Итак, я вспомнил этот мир, в котором я родился. Мир богатых и нищих. Мир просителей и подающих. Мир, который меня устрашил.
Какое странное и смешанное чувство я испытал! Какую боль я почувствовал, когда вдруг понял, что этот мир я никогда больше не увижу. И какую радость при этом я испытал!
Но чему же я радовался? О чем сожалел? Что оставил я в том прошлом мире, который оплакивал? И почему я оплакивал то, что меня устрашало?
Я не мог понять. Не мог выразить словами причину этой своей боли, своего сожаления. И тогда я рассказал об этих своих чувствах одной одинокой женщине. Она была моя сверстница. Но она больше знала о прошлом мире.
Она сказала:
— Я испытываю такие же чувства. Но только они не случайны, как у вас. Я не перестаю оплакивать прошлый мир, хотя уже минуло восемь лет с тех пор, как мы его потеряли.
Я сказал:
— Но ведь прошлый мир был ужасный мир. Это был мир богатых и нищих. Он мог устрашать людей. Это был несправедливый мир.
— Пусть несправедливый, — ответила женщина, — но я предпочитаю видеть богатых и нищих вместо тех сцен, пусть и справедливых, но не ярких, скучных и будничных, какие мы видим. Новый мир — это грубый мужицкий мир. В нем нет той декоративности, к какой мы привыкли. Нет той красивости, какая радует наш взор, слух, воображение. И вот в чем наша боль и наше сожаление. Что же касается справедливости, то я с вами не спорю, хотя и предполагаю, что башмак стопчется по ноге.
Уйдя от этой женщины, я стал думать — так ли это, как она сказала?
Мне захотелось припомнить какие-нибудь изящные сцены из прошлого. Я принялся думать о шелковых тканях, о музыке в гостиных, об утонченных словах, произнесенных при встречах, о лакированных экипажах, проезжающих по улицам.
Я припомнил несколько сцен. Нет, они не были связаны с душевным волнением. Они не вошли в мои воспоминания. Должно быть, они были привычны для моего взора. Должно быть, они были ничем не удивительны, повседневны.
5
Об этих сценах я, вероятно, и не вспомнил бы, если б не подумал о том, о чем думаю теперь, стараясь понять, откуда возникла эта боль, эта радость и сожаление.
На берегу моря
В студенческом кителе, со стеком в руках, я иду по берегу моря.

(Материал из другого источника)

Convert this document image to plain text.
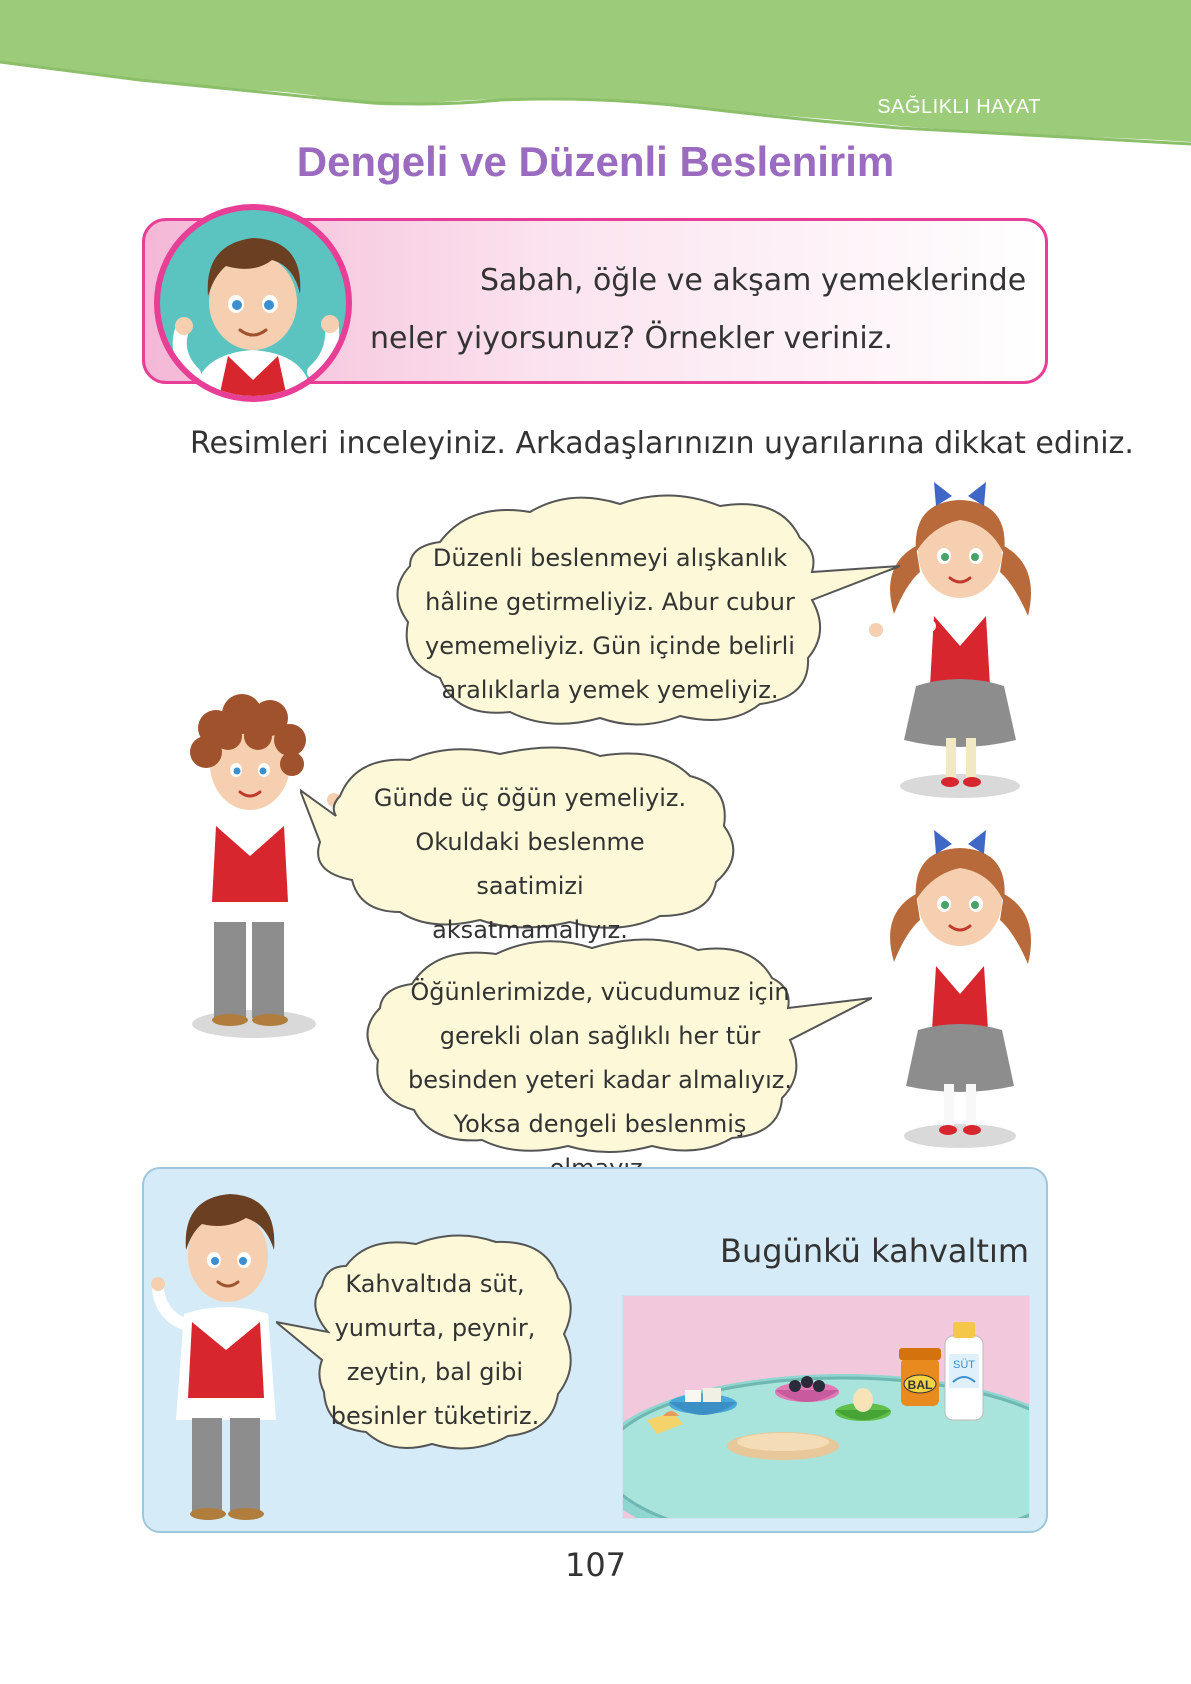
SAĞLIKLI HAYAT
Dengeli ve Düzenli Beslenirim
Sabah, öğle ve akşam yemeklerinde
neler yiyorsunuz? Örnekler veriniz.
Resimleri inceleyiniz. Arkadaşlarınızın uyarılarına dikkat ediniz.
Düzenli beslenmeyi alışkanlık
hâline getirmeliyiz. Abur cubur
yememeliyiz. Gün içinde belirli
aralıklarla yemek yemeliyiz.
Günde üç öğün yemeliyiz.
Okuldaki beslenme saatimizi
aksatmamalıyız.
Öğünlerimizde, vücudumuz için
gerekli olan sağlıklı her tür
besinden yeteri kadar almalıyız.
Yoksa dengeli beslenmiş
Kahvaltıda süt,
yumurta, peynir,
zeytin, bal gibi
besinler tüketiriz.
Bugünkü kahvaltım
BAL
SÜT
107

Сестрорецкий пляж. Жарко. Лето. Играет симфонический оркестр.
На горячем песке расположились люди. Шикарные женщины в шляпах, с зонтиками в руках. Чахлого вида мужчины в пенсне, в пиджаках.
Мило прогуливаются детишки. Они в шляпах, в чулочках, в башмаках.
Какая-то девчурка хнычет.
— Маменька, — говорит она, — пожалуйста, разреши мне снять чулочки.
— Нет, это неприлично, — говорит мать. — Мы снимем чулки, когда пойдем купаться.
Кругом чинно, скучно. Почти не видно загоревших тел. Почти не слышно криков, возгласов, смеха. Кто-то визжит, входя в воду. Кто-то завывая читает стихи. Кому-то на подносе несут пиво.
Боже мой, как нестерпимо скучно!
Похлопывая стеком по узким своим брюкам, я подхожу к моим знакомым. Это — знаменитый адвокат Н. и его жена, мадам Н. Н.
Мне нравится жена этого адвоката. Я немного ухаживаю за ней.
Мадам Н. Н. улыбается, когда я подхожу. Стыдливо прикрывает свое тело, наглухо затянутое в шикарный купальный костюм. Помахивает белым веером из страусовых перьев.
Я сажусь рядом.
Мадам Н. Н. кокетничает со мной. Однако разговор не клеится. Рядом муж. Это пресно.
— Серж, — говорит она супругу, — ты бы, право, пошел к воде. Не нужно купаться, но один раз окунуться — это следует, мой друг. Это полезно для твоего здоровья.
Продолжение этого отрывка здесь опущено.